Bagger-Witten line bundles on moduli spaces of elliptic curves

TL;DR

This paper explores the fractional nature of Bagger-Witten line bundles on moduli spaces of elliptic curves, highlighting their nontriviality, and discusses conditions under which they become honest line bundles or admit flat connections.

Contribution

It provides a detailed analysis of Bagger-Witten line bundles on elliptic curve moduli spaces, emphasizing their fractional properties and conditions for being honest line bundles or flat.

Findings

Bagger-Witten line bundles are fractional and nontrivial over moduli stacks.

On a quotient of the upper half plane, they become honest line bundles.

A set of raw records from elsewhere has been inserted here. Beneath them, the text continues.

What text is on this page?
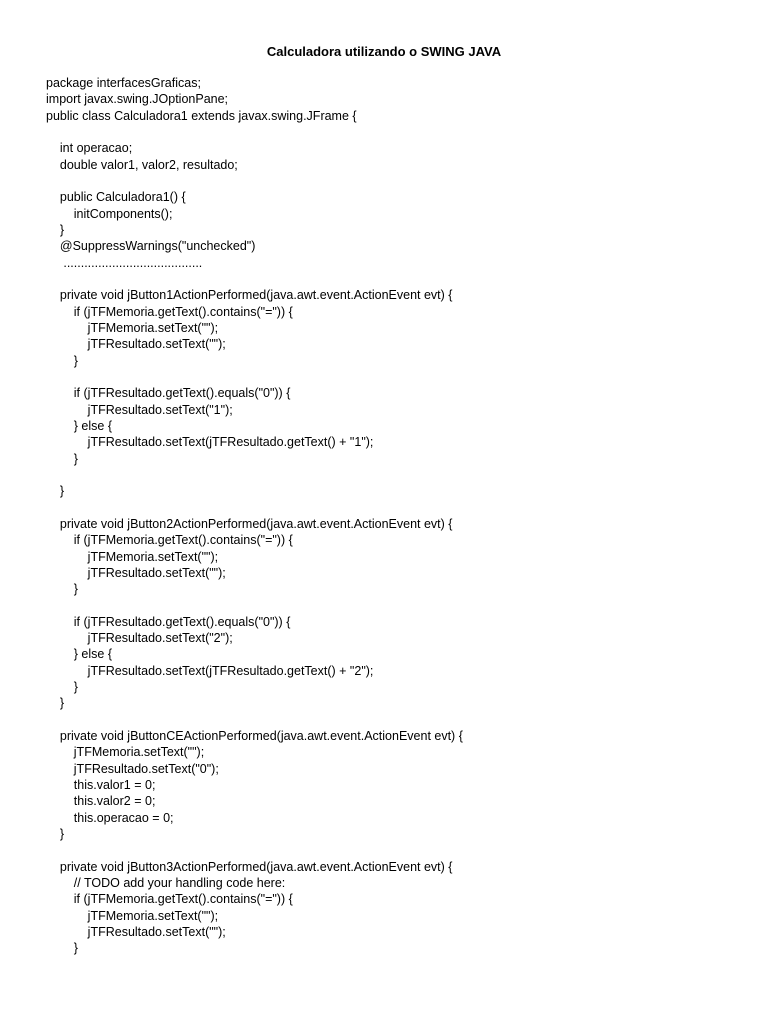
Calculadora utilizando o SWING JAVA
package interfacesGraficas;
import javax.swing.JOptionPane;
public class Calculadora1 extends javax.swing.JFrame {
int operacao;
double valor1, valor2, resultado;
public Calculadora1() {
initComponents();
}
@SuppressWarnings("unchecked")
........................................
private void jButton1ActionPerformed(java.awt.event.ActionEvent evt) {
if (jTFMemoria.getText().contains("=")) {
jTFMemoria.setText("");
jTFResultado.setText("");
}
if (jTFResultado.getText().equals("0")) {
jTFResultado.setText("1");
} else {
jTFResultado.setText(jTFResultado.getText() + "1");
}
}
private void jButton2ActionPerformed(java.awt.event.ActionEvent evt) {
if (jTFMemoria.getText().contains("=")) {
jTFMemoria.setText("");
jTFResultado.setText("");
}
if (jTFResultado.getText().equals("0")) {
jTFResultado.setText("2");
} else {
jTFResultado.setText(jTFResultado.getText() + "2");
}
}
private void jButtonCEActionPerformed(java.awt.event.ActionEvent evt) {
jTFMemoria.setText("");
jTFResultado.setText("0");
this.valor1 = 0;
this.valor2 = 0;
this.operacao = 0;
}
private void jButton3ActionPerformed(java.awt.event.ActionEvent evt) {
// TODO add your handling code here:
if (jTFMemoria.getText().contains("=")) {
jTFMemoria.setText("");
jTFResultado.setText("");
}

Existence of flat connections relates to worldsheet metric well-definedness.

Abstract

In this paper we discuss Bagger-Witten line bundles over moduli spaces of SCFTs. We review how in general they are `fractional' line bundles, not honest line bundles, twisted on triple overlaps. We discuss the special case of moduli spaces of elliptic curves in detail. There, the Bagger-Witten line bundle does not exist as an ordinary line bundle, but rather is necessarily fractional. As a fractional line bundle, it is nontrivial (though torsion) over the uncompactified moduli stack, and its restriction to the interior, excising corners with enhanced stabilizers, is also fractional. It becomes an honest line bundle on a moduli stack defined by a quotient of the upper half plane by a metaplectic group, rather than SL(2,Z). We review and compare to results of recent work arguing that well-definedness of the worldsheet metric implies that the Bagger-Witten line bundle admits a flat connection (which includes torsion bundles as special cases), and give general arguments on the existence of universal structures on moduli spaces of SCFTs, in which superconformal deformation parameters are promoted to nondynamical fields ranging over the SCFT moduli space.